So, listen. I don't really play fighting games. I know what most of the terminology means and generally understand what the frame data people talk about means, but when I'm playing these games I am two measly notches above truly mindless button mashing. I'm never the person who excels in games due to superior mechanical skill, so I'm not particularly interested in getting deeply invested in a genre of games where I'll never feel capable of mastering anything.

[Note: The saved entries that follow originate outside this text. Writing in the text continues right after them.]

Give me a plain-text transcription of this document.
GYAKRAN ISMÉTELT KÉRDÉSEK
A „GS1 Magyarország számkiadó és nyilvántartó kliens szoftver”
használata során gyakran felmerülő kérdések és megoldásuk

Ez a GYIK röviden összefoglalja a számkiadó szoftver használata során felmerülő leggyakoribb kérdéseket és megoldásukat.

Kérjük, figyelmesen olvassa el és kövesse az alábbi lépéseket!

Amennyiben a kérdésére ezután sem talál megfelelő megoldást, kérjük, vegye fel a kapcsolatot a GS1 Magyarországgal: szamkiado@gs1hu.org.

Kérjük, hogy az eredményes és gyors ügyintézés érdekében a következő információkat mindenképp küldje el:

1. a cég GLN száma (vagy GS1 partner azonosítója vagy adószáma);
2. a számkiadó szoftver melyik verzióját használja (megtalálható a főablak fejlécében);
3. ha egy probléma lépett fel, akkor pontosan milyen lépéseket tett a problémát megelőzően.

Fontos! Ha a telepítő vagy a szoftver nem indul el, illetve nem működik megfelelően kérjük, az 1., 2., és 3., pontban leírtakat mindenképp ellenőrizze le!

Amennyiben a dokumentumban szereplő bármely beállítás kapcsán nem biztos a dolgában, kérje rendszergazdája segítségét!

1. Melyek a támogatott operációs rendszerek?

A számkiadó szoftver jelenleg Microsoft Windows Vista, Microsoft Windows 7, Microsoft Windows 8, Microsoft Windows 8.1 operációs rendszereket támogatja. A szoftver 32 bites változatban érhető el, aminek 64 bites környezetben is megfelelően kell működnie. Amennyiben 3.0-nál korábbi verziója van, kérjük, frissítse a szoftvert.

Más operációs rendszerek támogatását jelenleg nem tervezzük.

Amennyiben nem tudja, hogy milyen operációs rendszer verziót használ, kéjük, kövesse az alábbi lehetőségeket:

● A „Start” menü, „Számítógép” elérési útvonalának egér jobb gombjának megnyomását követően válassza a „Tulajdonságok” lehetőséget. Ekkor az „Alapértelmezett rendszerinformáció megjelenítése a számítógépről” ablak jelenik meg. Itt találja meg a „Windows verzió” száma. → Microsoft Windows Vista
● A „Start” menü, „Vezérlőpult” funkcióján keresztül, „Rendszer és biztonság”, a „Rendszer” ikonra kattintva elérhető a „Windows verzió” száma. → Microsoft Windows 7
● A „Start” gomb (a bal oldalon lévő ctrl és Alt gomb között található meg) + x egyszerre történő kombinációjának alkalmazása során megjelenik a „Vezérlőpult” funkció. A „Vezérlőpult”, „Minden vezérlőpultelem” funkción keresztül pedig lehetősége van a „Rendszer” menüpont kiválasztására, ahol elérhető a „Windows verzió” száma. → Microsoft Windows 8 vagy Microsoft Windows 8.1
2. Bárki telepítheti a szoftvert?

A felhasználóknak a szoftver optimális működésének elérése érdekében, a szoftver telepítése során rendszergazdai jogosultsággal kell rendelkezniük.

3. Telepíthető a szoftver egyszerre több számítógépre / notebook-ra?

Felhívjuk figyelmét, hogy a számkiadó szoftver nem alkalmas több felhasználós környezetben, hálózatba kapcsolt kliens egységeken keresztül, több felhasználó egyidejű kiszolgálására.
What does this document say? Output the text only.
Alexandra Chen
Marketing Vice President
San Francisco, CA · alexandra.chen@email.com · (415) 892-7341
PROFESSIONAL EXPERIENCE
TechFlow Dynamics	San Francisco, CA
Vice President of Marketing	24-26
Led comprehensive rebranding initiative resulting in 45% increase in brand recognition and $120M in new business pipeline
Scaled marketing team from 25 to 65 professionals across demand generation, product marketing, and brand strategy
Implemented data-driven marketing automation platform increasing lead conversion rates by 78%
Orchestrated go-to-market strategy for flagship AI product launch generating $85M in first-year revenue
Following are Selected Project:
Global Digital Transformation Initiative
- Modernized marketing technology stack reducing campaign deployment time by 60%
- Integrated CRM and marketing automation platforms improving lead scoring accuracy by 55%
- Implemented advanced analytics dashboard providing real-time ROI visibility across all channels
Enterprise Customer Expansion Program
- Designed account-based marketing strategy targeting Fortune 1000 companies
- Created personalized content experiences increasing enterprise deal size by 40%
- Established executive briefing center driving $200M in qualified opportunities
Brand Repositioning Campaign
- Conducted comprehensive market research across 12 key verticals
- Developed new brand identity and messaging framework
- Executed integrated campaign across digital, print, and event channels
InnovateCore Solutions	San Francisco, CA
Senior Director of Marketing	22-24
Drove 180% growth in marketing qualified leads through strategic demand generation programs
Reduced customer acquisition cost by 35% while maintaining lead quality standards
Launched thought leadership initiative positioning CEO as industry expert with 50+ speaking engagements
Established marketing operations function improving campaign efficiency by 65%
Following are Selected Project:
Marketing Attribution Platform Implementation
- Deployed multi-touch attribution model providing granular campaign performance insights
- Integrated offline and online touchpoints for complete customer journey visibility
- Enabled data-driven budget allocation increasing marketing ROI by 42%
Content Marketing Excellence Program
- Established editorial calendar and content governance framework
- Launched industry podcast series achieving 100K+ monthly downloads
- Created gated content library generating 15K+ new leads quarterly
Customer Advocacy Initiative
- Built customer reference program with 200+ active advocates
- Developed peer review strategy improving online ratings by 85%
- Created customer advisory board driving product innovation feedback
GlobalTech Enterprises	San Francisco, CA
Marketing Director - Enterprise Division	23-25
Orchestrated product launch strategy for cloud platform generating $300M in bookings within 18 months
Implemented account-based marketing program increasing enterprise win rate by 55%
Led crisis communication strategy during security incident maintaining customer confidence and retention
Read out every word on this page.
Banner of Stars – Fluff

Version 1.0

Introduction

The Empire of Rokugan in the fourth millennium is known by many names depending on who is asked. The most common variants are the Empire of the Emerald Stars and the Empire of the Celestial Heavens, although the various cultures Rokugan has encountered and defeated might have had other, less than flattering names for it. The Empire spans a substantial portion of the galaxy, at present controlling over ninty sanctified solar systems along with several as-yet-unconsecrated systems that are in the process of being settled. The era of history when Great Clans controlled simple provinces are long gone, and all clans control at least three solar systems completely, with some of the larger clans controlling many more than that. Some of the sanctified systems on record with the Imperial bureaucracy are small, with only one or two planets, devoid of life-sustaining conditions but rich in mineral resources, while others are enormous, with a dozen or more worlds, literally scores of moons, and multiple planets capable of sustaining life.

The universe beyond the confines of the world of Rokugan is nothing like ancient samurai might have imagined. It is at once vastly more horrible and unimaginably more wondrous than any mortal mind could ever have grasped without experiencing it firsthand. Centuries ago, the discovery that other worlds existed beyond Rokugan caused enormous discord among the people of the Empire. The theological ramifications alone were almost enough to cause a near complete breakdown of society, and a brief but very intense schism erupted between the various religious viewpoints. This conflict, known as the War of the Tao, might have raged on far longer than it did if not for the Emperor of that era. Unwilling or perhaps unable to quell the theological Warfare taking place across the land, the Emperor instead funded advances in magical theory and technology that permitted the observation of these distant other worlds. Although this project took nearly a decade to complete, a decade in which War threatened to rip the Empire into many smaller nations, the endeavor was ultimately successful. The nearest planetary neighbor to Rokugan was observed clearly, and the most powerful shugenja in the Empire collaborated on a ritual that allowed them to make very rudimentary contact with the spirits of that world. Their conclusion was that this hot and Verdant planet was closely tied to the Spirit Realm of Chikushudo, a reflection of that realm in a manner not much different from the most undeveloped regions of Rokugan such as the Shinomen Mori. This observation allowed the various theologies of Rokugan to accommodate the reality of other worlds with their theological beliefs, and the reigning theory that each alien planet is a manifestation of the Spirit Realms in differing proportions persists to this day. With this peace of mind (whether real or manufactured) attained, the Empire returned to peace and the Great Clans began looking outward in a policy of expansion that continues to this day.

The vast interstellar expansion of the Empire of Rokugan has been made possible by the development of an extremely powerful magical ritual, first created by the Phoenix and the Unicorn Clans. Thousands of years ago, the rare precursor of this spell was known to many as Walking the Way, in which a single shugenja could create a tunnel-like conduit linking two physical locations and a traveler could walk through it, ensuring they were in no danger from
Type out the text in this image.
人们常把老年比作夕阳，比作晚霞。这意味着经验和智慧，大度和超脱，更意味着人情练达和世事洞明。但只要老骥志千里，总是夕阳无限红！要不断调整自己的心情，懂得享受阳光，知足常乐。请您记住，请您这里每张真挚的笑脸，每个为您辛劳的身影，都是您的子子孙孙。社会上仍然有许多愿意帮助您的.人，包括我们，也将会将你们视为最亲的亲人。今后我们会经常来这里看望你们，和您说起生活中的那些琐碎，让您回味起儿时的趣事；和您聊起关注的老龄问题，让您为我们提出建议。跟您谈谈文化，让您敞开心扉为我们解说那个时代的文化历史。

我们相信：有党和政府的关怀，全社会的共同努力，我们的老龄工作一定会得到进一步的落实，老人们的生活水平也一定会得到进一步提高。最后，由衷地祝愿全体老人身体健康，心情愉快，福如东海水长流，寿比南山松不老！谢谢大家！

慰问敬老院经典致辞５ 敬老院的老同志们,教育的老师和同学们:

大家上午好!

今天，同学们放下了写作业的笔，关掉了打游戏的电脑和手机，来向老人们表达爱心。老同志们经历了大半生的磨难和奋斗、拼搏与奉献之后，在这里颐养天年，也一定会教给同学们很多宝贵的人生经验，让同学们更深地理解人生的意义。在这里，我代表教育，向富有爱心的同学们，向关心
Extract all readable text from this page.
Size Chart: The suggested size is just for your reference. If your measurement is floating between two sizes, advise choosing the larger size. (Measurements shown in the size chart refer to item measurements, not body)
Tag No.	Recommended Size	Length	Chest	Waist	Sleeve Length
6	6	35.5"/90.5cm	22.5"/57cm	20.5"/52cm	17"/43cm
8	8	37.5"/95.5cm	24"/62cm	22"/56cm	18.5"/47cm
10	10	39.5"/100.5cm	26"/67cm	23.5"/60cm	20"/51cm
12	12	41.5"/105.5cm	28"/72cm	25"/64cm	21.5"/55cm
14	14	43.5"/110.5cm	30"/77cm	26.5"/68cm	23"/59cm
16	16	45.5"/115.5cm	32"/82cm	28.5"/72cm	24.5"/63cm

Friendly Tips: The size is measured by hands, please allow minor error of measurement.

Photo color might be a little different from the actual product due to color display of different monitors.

But this game? This game feels good. Other reviews here seem somewhat displeased with this game's potential as a competitively viable fighting game, but this is a dream for someone who engages with fighting games on the same level as I do - a level where you "learn" a character until you feel like you can do some mildly cool shit sometimes, and your eyes glaze over when you see some 40-input combo string appear on your screen. The lightning fast pace and truly bonkers mobility options set things up so you always feel like you're a split second away from doing something flashy and just laying into this little idiot baby who thinks they can cook you. Even defense feels chunky - successfully shielding an attack feels like a lightning strike. I can't even be mad about it, I get just as hype watching them block my own attacks.

Gotta love the characters too. These are VN characters, baby, and Nasu can't stop you before each match to make you read for 45 minutes about what constitutes a "vampire" in Souya, so it's a lot of fun seeing how they've adapted the newly-HD cast to squeeze character expression out of the animations. Mostly, this work was already done with previous iterations of Melty, but it's still fun to see the way Shiki and Aoko's mentor/mentee relationship translates into moveset similarities (and the way you can show someone three seconds of gameplay from the identical red-haired maids and they would immediately understand the dynamic the two have). Not exactly reinventing the wheel in terms of characterization here but it's schlocky anime fun all the way down. Even its most serious cast members are wound so ridiculously tight that you can't help but laugh at them ("the perfect combination of human and demon blood").

It is completely brain-off fun? No, but it's as close as a mainstream fighting game will come to providing that kind of experience.

Reviewed on Aug 24, 2022


1 Comment


1 year ago

talking about playing fighting games without learning combos is like critiquing a MOBA from the standpoint of someone who refuses to buy items, but i'm doing it. too bad!